Cleve gave a dispirited little laugh. “We know each other better than we know ourselves,” he said. “Someday you’ll understand us, too,” he said, looking into his glass. “If you keep on running around with Vega.” He sounded almost jealous. He sounded almost like a man warning another man away from his wife, not a friend warning another friend of his sister’s emotional quirks.
Beth cautiously steered him back to finances. “Why is she going broke?” she asked. “She has a nice studio, lots of students.”
“Not so many, not anymore. Their mothers are worried about them. There was a scandal a couple of years ago.”
“I never heard about it,” Beth declared, as if that proved it a deliberate fib.
“You don’t hear about everything in the Purvis family,” he retorted, and silenced her. “One of the girls had an affair with one of the others. Vega knew about it and she didn’t exactly discourage it. And then some of the others found out and told their parents. Vega should have quit then and there and tried somewhere else, but she hates that kid who started it all and she wants to stay here and make a go of it in spite of what happened. Show everybody. Show the girl herself most of all. Damn!” he said, and finished another drink.
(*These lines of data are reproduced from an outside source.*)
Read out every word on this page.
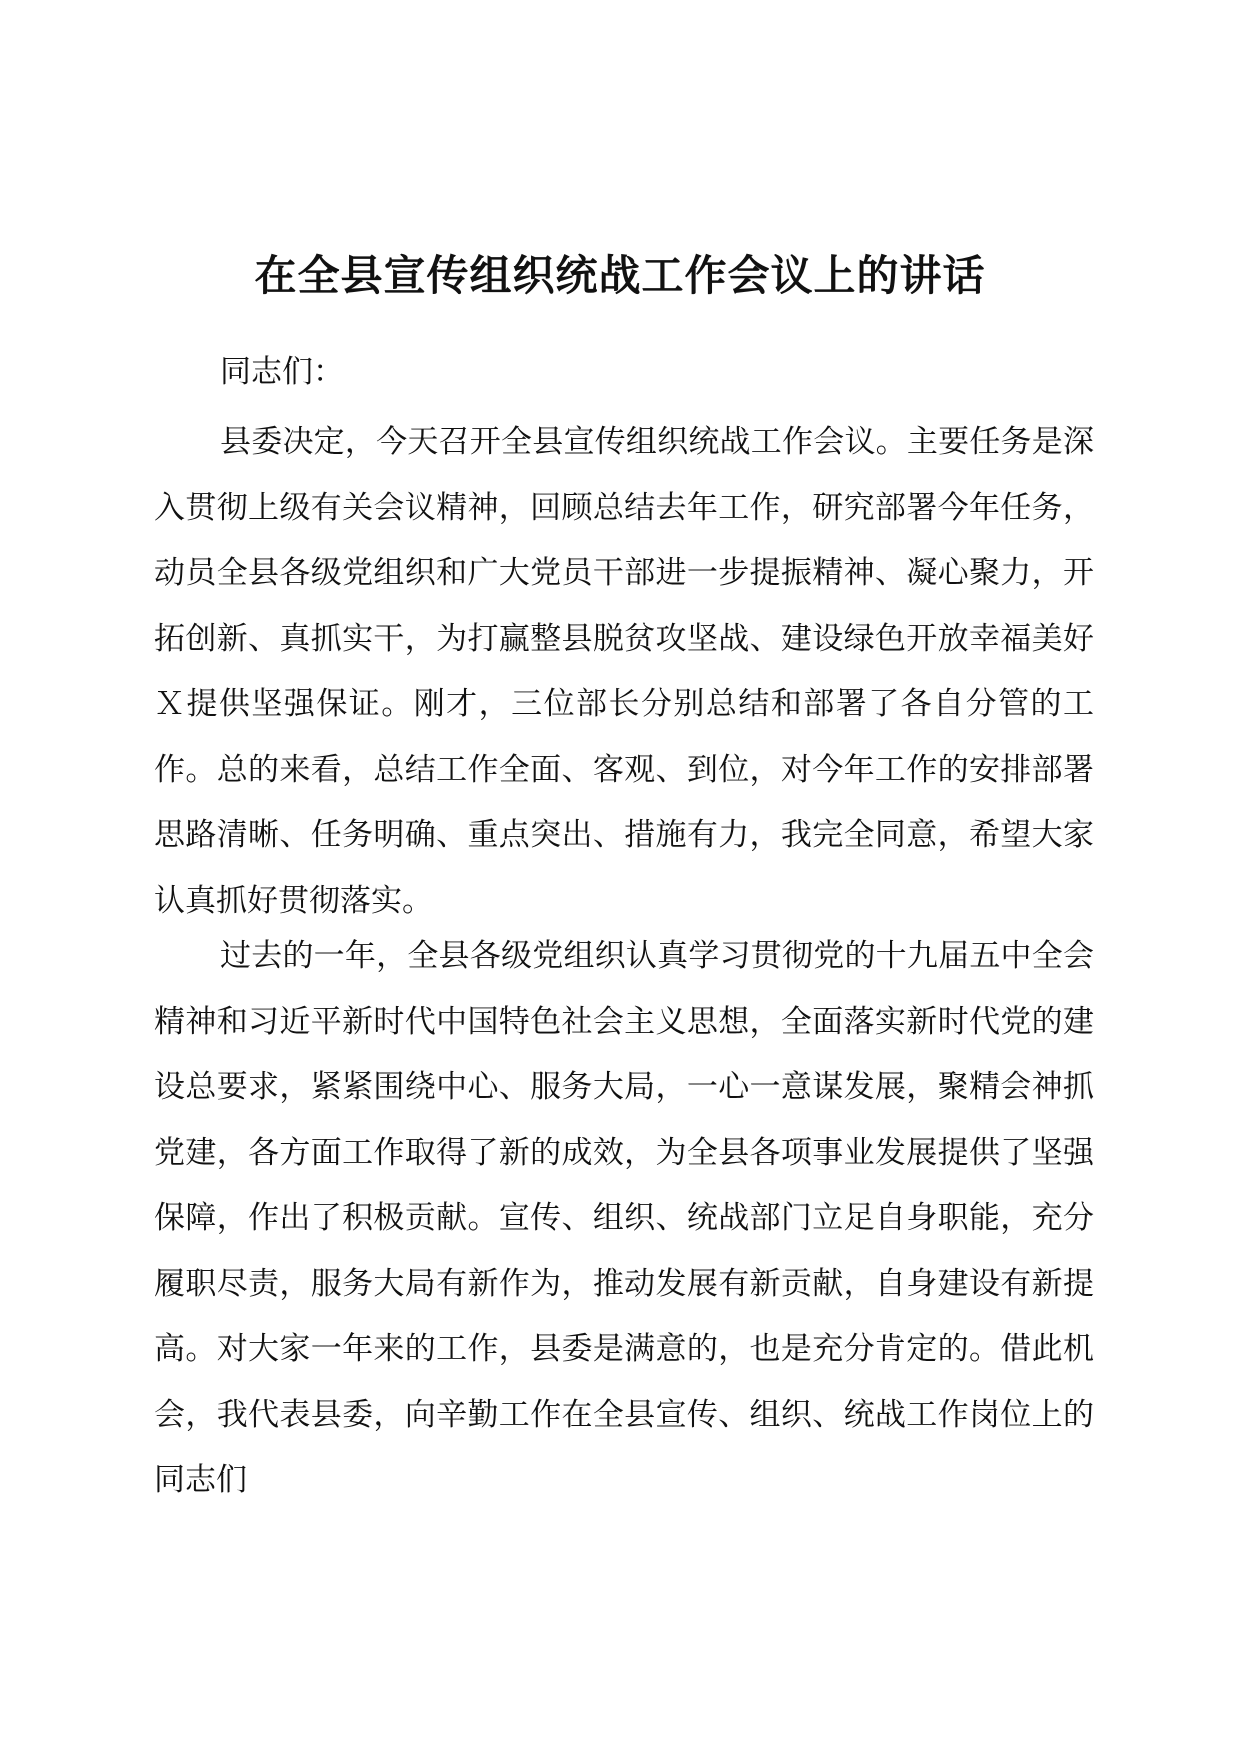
在全县宣传组织统战工作会议上的讲话
同志们：

县委决定，今天召开全县宣传组织统战工作会议。主要任务是深入贯彻上级有关会议精神，回顾总结去年工作，研究部署今年任务，动员全县各级党组织和广大党员干部进一步提振精神、凝心聚力，开拓创新、真抓实干，为打赢整县脱贫攻坚战、建设绿色开放幸福美好Ｘ提供坚强保证。刚才，三位部长分别总结和部署了各自分管的工作。总的来看，总结工作全面、客观、到位，对今年工作的安排部署思路清晰、任务明确、重点突出、措施有力，我完全同意，希望大家认真抓好贯彻落实。

过去的一年，全县各级党组织认真学习贯彻党的十九届五中全会精神和习近平新时代中国特色社会主义思想，全面落实新时代党的建设总要求，紧紧围绕中心、服务大局，一心一意谋发展，聚精会神抓党建，各方面工作取得了新的成效，为全县各项事业发展提供了坚强保障，作出了积极贡献。宣传、组织、统战部门立足自身职能，充分履职尽责，服务大局有新作为，推动发展有新贡献，自身建设有新提高。对大家一年来的工作，县委是满意的，也是充分肯定的。借此机会，我代表县委，向辛勤工作在全县宣传、组织、统战工作岗位上的同志们
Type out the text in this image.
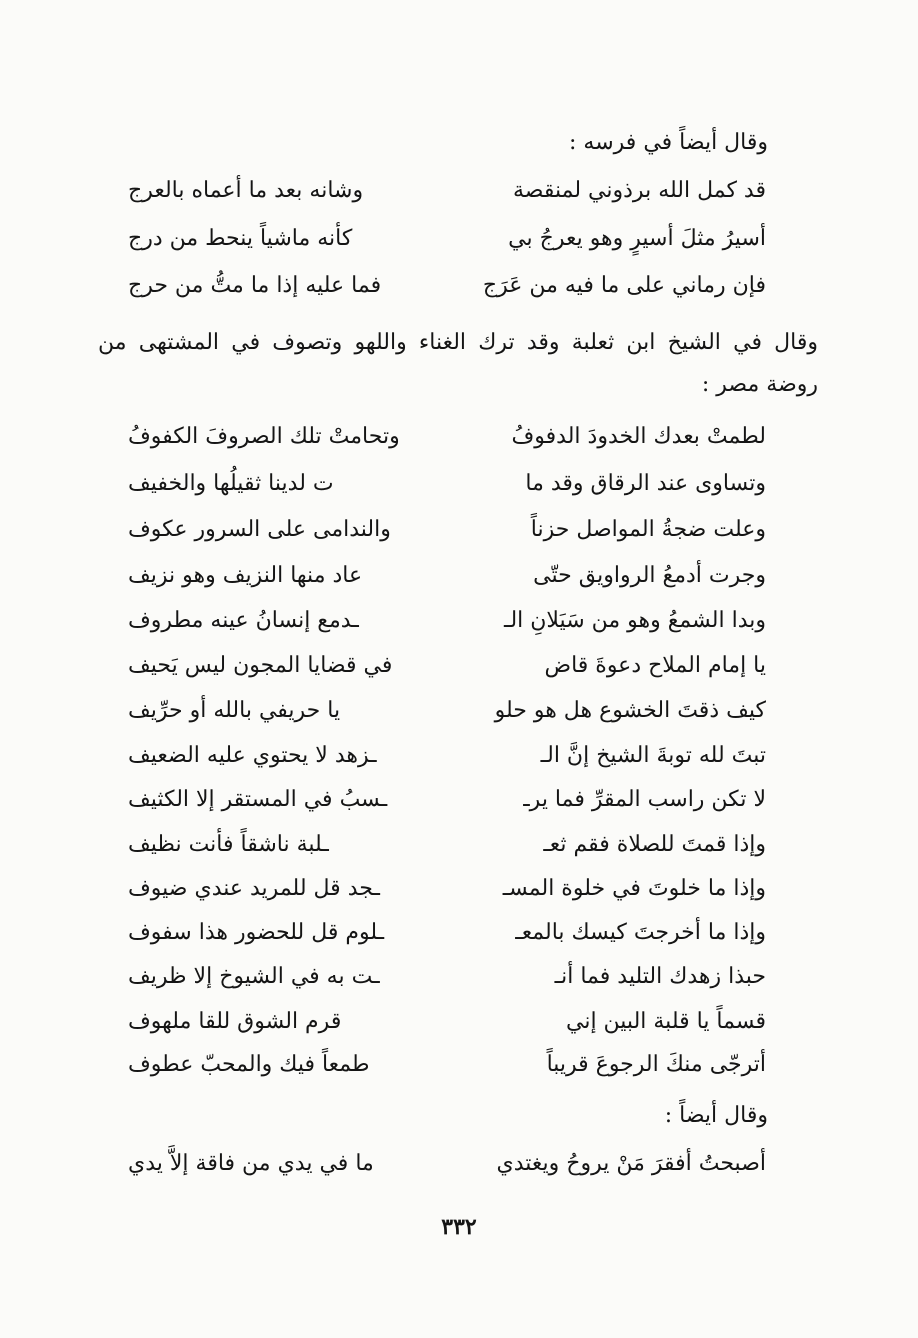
وقال أيضاً في فرسه :
قد كمل الله برذوني لمنقصة
وشانه بعد ما أعماه بالعرج
أسيرُ مثلَ أسيرٍ وهو يعرجُ بي
كأنه ماشياً ينحط من درج
فإن رماني على ما فيه من عَرَج
فما عليه إذا ما متُّ من حرج
وقال في الشيخ ابن ثعلبة وقد ترك الغناء واللهو وتصوف في المشتهى من
روضة مصر :
لطمتْ بعدك الخدودَ الدفوفُ
وتحامتْ تلك الصروفَ الكفوفُ
وتساوى عند الرقاق وقد ما
ت لدينا ثقيلُها والخفيف
وعلت ضجةُ المواصل حزناً
والندامى على السرور عكوف
وجرت أدمعُ الرواويق حتّى
عاد منها النزيف وهو نزيف
وبدا الشمعُ وهو من سَيَلانِ الـ
ـدمع إنسانُ عينه مطروف
يا إمام الملاح دعوةَ قاض
في قضايا المجون ليس يَحيف
كيف ذقتَ الخشوع هل هو حلو
يا حريفي بالله أو حرِّيف
تبتَ لله توبةَ الشيخ إنَّ الـ
ـزهد لا يحتوي عليه الضعيف
لا تكن راسب المقرِّ فما يرـ
ـسبُ في المستقر إلا الكثيف
وإذا قمتَ للصلاة فقم ثعـ
ـلبة ناشقاً فأنت نظيف
وإذا ما خلوتَ في خلوة المسـ
ـجد قل للمريد عندي ضيوف
وإذا ما أخرجتَ كيسك بالمعـ
ـلوم قل للحضور هذا سفوف
حبذا زهدك التليد فما أنـ
ـت به في الشيوخ إلا ظريف
قسماً يا قلبة البين إني
قرم الشوق للقا ملهوف
أترجّى منكَ الرجوعَ قريباً
طمعاً فيك والمحبّ عطوف
وقال أيضاً :
أصبحتُ أفقرَ مَنْ يروحُ ويغتدي
ما في يدي من فاقة إلاَّ يدي
٣٣٢
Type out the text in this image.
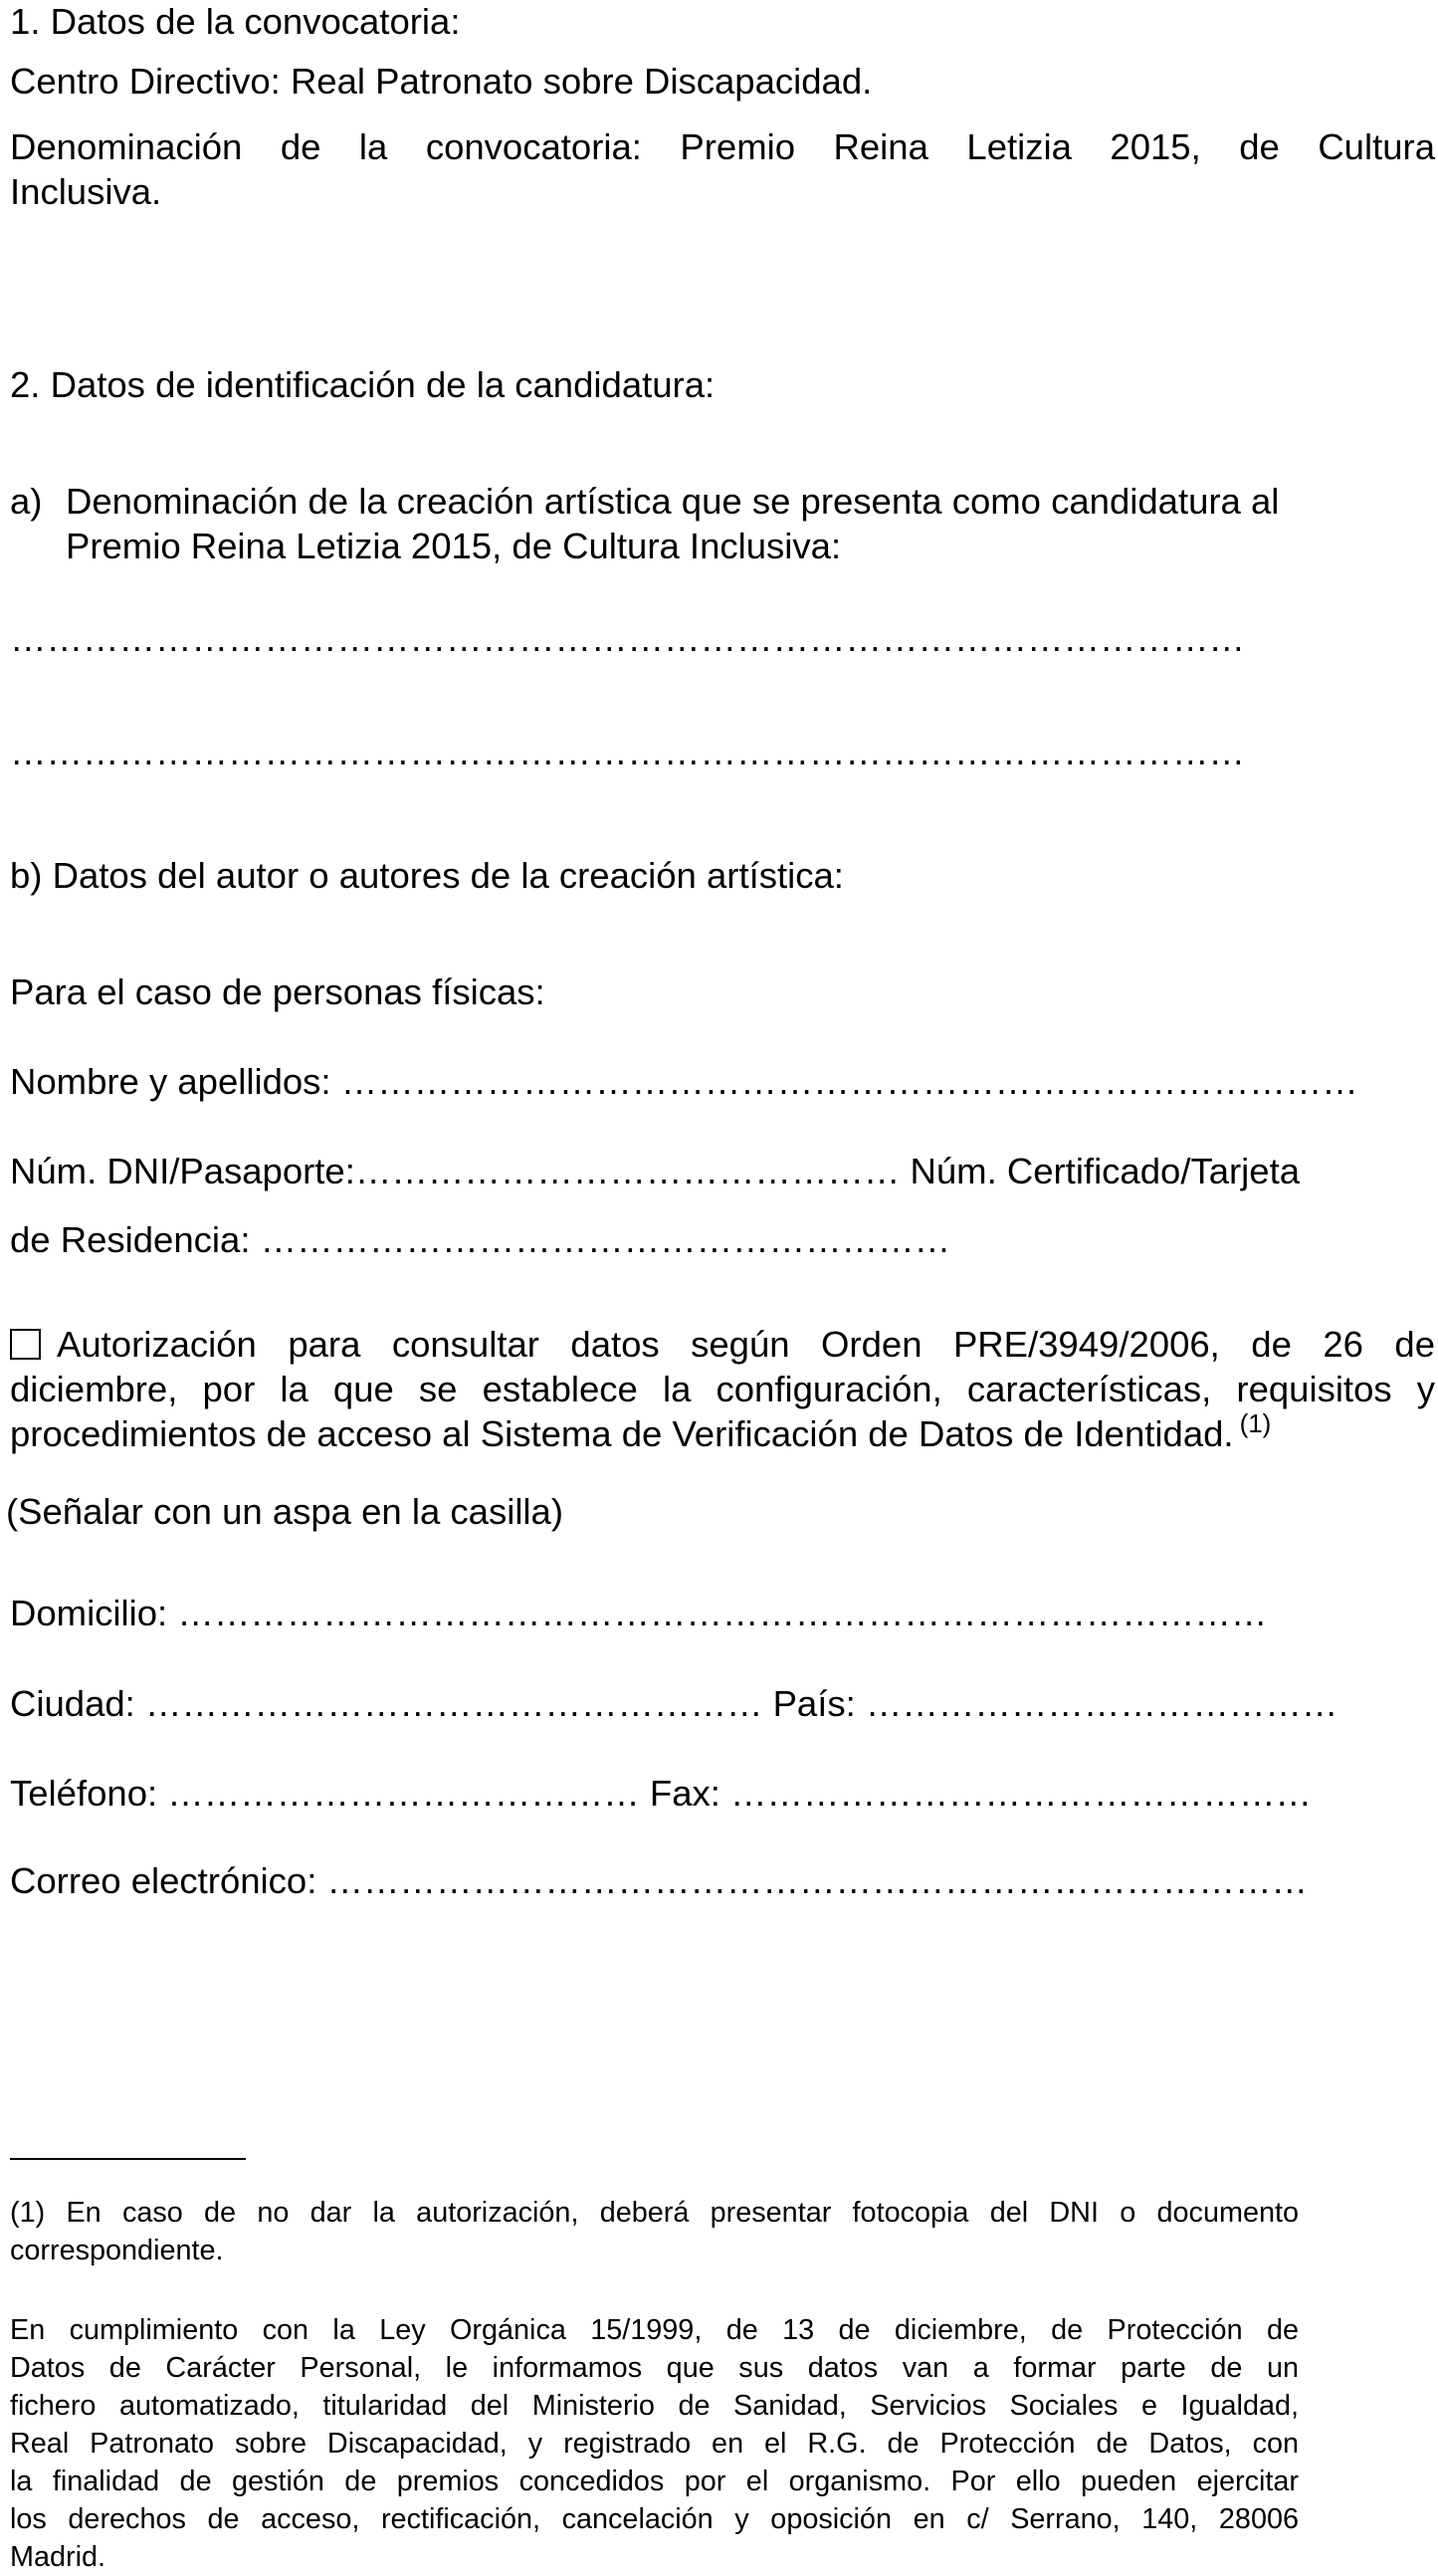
1. Datos de la convocatoria:
Centro Directivo: Real Patronato sobre Discapacidad.
Denominación de la convocatoria: Premio Reina Letizia 2015, de Cultura
Inclusiva.
2. Datos de identificación de la candidatura:
a) Denominación de la creación artística que se presenta como candidatura al
Premio Reina Letizia 2015, de Cultura Inclusiva:
…………………………………………………………………………………………
…………………………………………………………………………………………
b) Datos del autor o autores de la creación artística:
Para el caso de personas físicas:
Nombre y apellidos: …………………………………………………………………………
Núm. DNI/Pasaporte:……………………………………… Núm. Certificado/Tarjeta
de Residencia: …………………………………………………
Autorización para consultar datos según Orden PRE/3949/2006, de 26 de
diciembre, por la que se establece la configuración, características, requisitos y
procedimientos de acceso al Sistema de Verificación de Datos de Identidad. $^{(1)}$
(Señalar con un aspa en la casilla)
Domicilio: ………………………………………………………………………………
Ciudad: …………………………………………… País: …………………………………
Teléfono: ………………………………… Fax: …………………………………………
Correo electrónico: ………………………………………………………………………
(1) En caso de no dar la autorización, deberá presentar fotocopia del DNI o documento
correspondiente.
En cumplimiento con la Ley Orgánica 15/1999, de 13 de diciembre, de Protección de
Datos de Carácter Personal, le informamos que sus datos van a formar parte de un
fichero automatizado, titularidad del Ministerio de Sanidad, Servicios Sociales e Igualdad,
Real Patronato sobre Discapacidad, y registrado en el R.G. de Protección de Datos, con
la finalidad de gestión de premios concedidos por el organismo. Por ello pueden ejercitar
los derechos de acceso, rectificación, cancelación y oposición en c/ Serrano, 140, 28006
Madrid.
Beth thought suddenly of the strange tough little blonde with no makeup and a cigarette drooping froth her mouth in the caffè espresso place. “Who was the girl?” she asked.
“P.K. Schaefer is her name. Vega hates everybody but she hates P.K. worse than poison.”
“Is she sort of a beatnik type? I mean, does she hang out in the coffee houses, does she dress like—”
“Like a goddamn boy,” he finished for her, with the sound of his mother’s disapproval plain in his voice. “Always has a cigarette hanging out of the corner of her mouth, as if that would make a male of her. As if that would take the place of—oh, hell.” He ordered another drink, staring moodily at the floor.